The bucking had been so much better, it hid a majority of the bone splintering sounds of tires crushing human skeletons. Occasionally I would see matter spray off to my left, coating the curb and sometimes nearby buildings. No matter how much I tried, I could not convince myself that I was running over garbage-sized bags of ketchup, unless the condiment now came packed with meat. Chunks of the spray dripped down from whatever it hit; lamp posts, mailboxes, cafe furniture, even nearby zombies, though they didn’t seem to care too much.
Azile had the right state of mind for this: catatonic.
John was diligently studying the machinegun. A hundred more feet of the sausage grinding and we would be free—free physically, never mentally. This would be something we all took with us for the long haul.
“Just babies,” Azile muttered.
I wanted her to shut the fuck up, like yesterday. The zombies to our side fell in step with the truck, some tried to get in, the rest were content to follow for now, most likely waiting until we became an easier target.
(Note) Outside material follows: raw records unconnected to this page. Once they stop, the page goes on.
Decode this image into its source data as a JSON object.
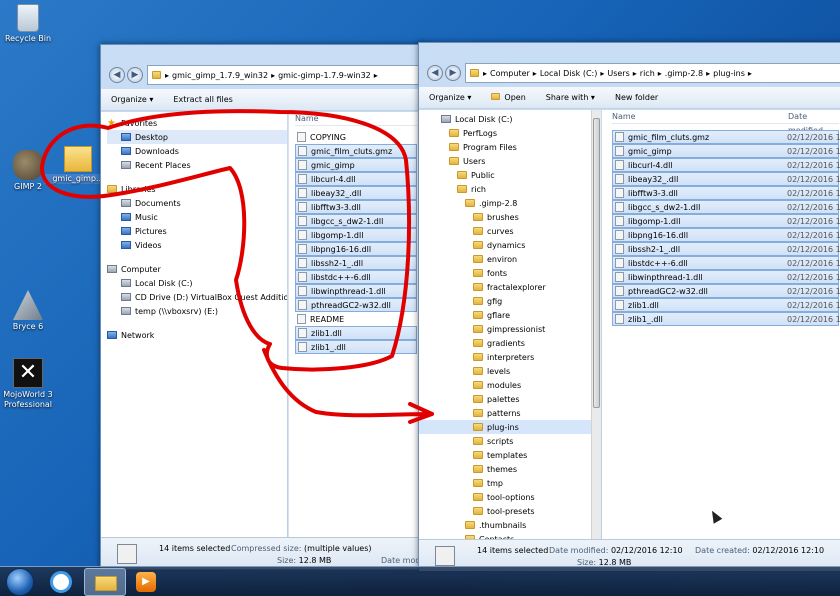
{
  "desktop": {
    "icons": [
      {
        "label": "Recycle Bin"
      },
      {
        "label": "GIMP 2"
      },
      {
        "label": "gmic_gimp..."
      },
      {
        "label": "Bryce 6"
      },
      {
        "label": "MojoWorld 3 Professional"
      }
    ]
  },
  "left_window": {
    "address": [
      "gmic_gimp_1.7.9_win32",
      "gmic-gimp-1.7.9-win32"
    ],
    "toolbar": {
      "organize": "Organize",
      "extract": "Extract all files"
    },
    "nav": {
      "favorites": "Favorites",
      "fav_items": [
        "Desktop",
        "Downloads",
        "Recent Places"
      ],
      "libraries": "Libraries",
      "lib_items": [
        "Documents",
        "Music",
        "Pictures",
        "Videos"
      ],
      "computer": "Computer",
      "comp_items": [
        "Local Disk (C:)",
        "CD Drive (D:) VirtualBox Guest Additions",
        "temp (\\\\vboxsrv) (E:)"
      ],
      "network": "Network"
    },
    "column_name": "Name",
    "files": [
      "COPYING",
      "gmic_film_cluts.gmz",
      "gmic_gimp",
      "libcurl-4.dll",
      "libeay32_.dll",
      "libfftw3-3.dll",
      "libgcc_s_dw2-1.dll",
      "libgomp-1.dll",
      "libpng16-16.dll",
      "libssh2-1_.dll",
      "libstdc++-6.dll",
      "libwinpthread-1.dll",
      "pthreadGC2-w32.dll",
      "README",
      "zlib1.dll",
      "zlib1_.dll"
    ],
    "status": {
      "count": "14 items selected",
      "compressed_label": "Compressed size:",
      "compressed_value": "(multiple values)",
      "size_label": "Size:",
      "size_value": "12.8 MB",
      "date_label": "Date modi"
    }
  },
  "right_window": {
    "address": [
      "Computer",
      "Local Disk (C:)",
      "Users",
      "rich",
      ".gimp-2.8",
      "plug-ins"
    ],
    "toolbar": {
      "organize": "Organize",
      "open": "Open",
      "share": "Share with",
      "new_folder": "New folder"
    },
    "tree": [
      "Local Disk (C:)",
      "PerfLogs",
      "Program Files",
      "Users",
      "Public",
      "rich",
      ".gimp-2.8",
      "brushes",
      "curves",
      "dynamics",
      "environ",
      "fonts",
      "fractalexplorer",
      "gfig",
      "gflare",
      "gimpressionist",
      "gradients",
      "interpreters",
      "levels",
      "modules",
      "palettes",
      "patterns",
      "plug-ins",
      "scripts",
      "templates",
      "themes",
      "tmp",
      "tool-options",
      "tool-presets",
      ".thumbnails",
      "Contacts"
    ],
    "columns": {
      "name": "Name",
      "date": "Date modified"
    },
    "files": [
      "gmic_film_cluts.gmz",
      "gmic_gimp",
      "libcurl-4.dll",
      "libeay32_.dll",
      "libfftw3-3.dll",
      "libgcc_s_dw2-1.dll",
      "libgomp-1.dll",
      "libpng16-16.dll",
      "libssh2-1_.dll",
      "libstdc++-6.dll",
      "libwinpthread-1.dll",
      "pthreadGC2-w32.dll",
      "zlib1.dll",
      "zlib1_.dll"
    ],
    "file_date": "02/12/2016 1",
    "status": {
      "count": "14 items selected",
      "modified_label": "Date modified:",
      "modified_value": "02/12/2016 12:10",
      "created_label": "Date created:",
      "created_value": "02/12/2016 12:10",
      "size_label": "Size:",
      "size_value": "12.8 MB"
    }
  },
  "annotation_color": "#e00000"
}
“Take a right up here,” John said, never looking up from the gun.
I did it. I didn’t even ask. I didn’t know if it took us any closer to our destination, all I did know was that it would take the zombie skid line out of my rearview mirror. And that…well that was fine by me.
“Left up here,” John said, again not looking up.
“Buddy, I appreciate the directions, but are you sure?” I asked. He didn’t even question my calling him buddy. There were zombies outside the truck and apparently inside too. He didn’t answer, so I took the turn. Right, left, straight. Didn’t matter much; I had no clue where I was going.
“It’s up on the left about another mile,” John said.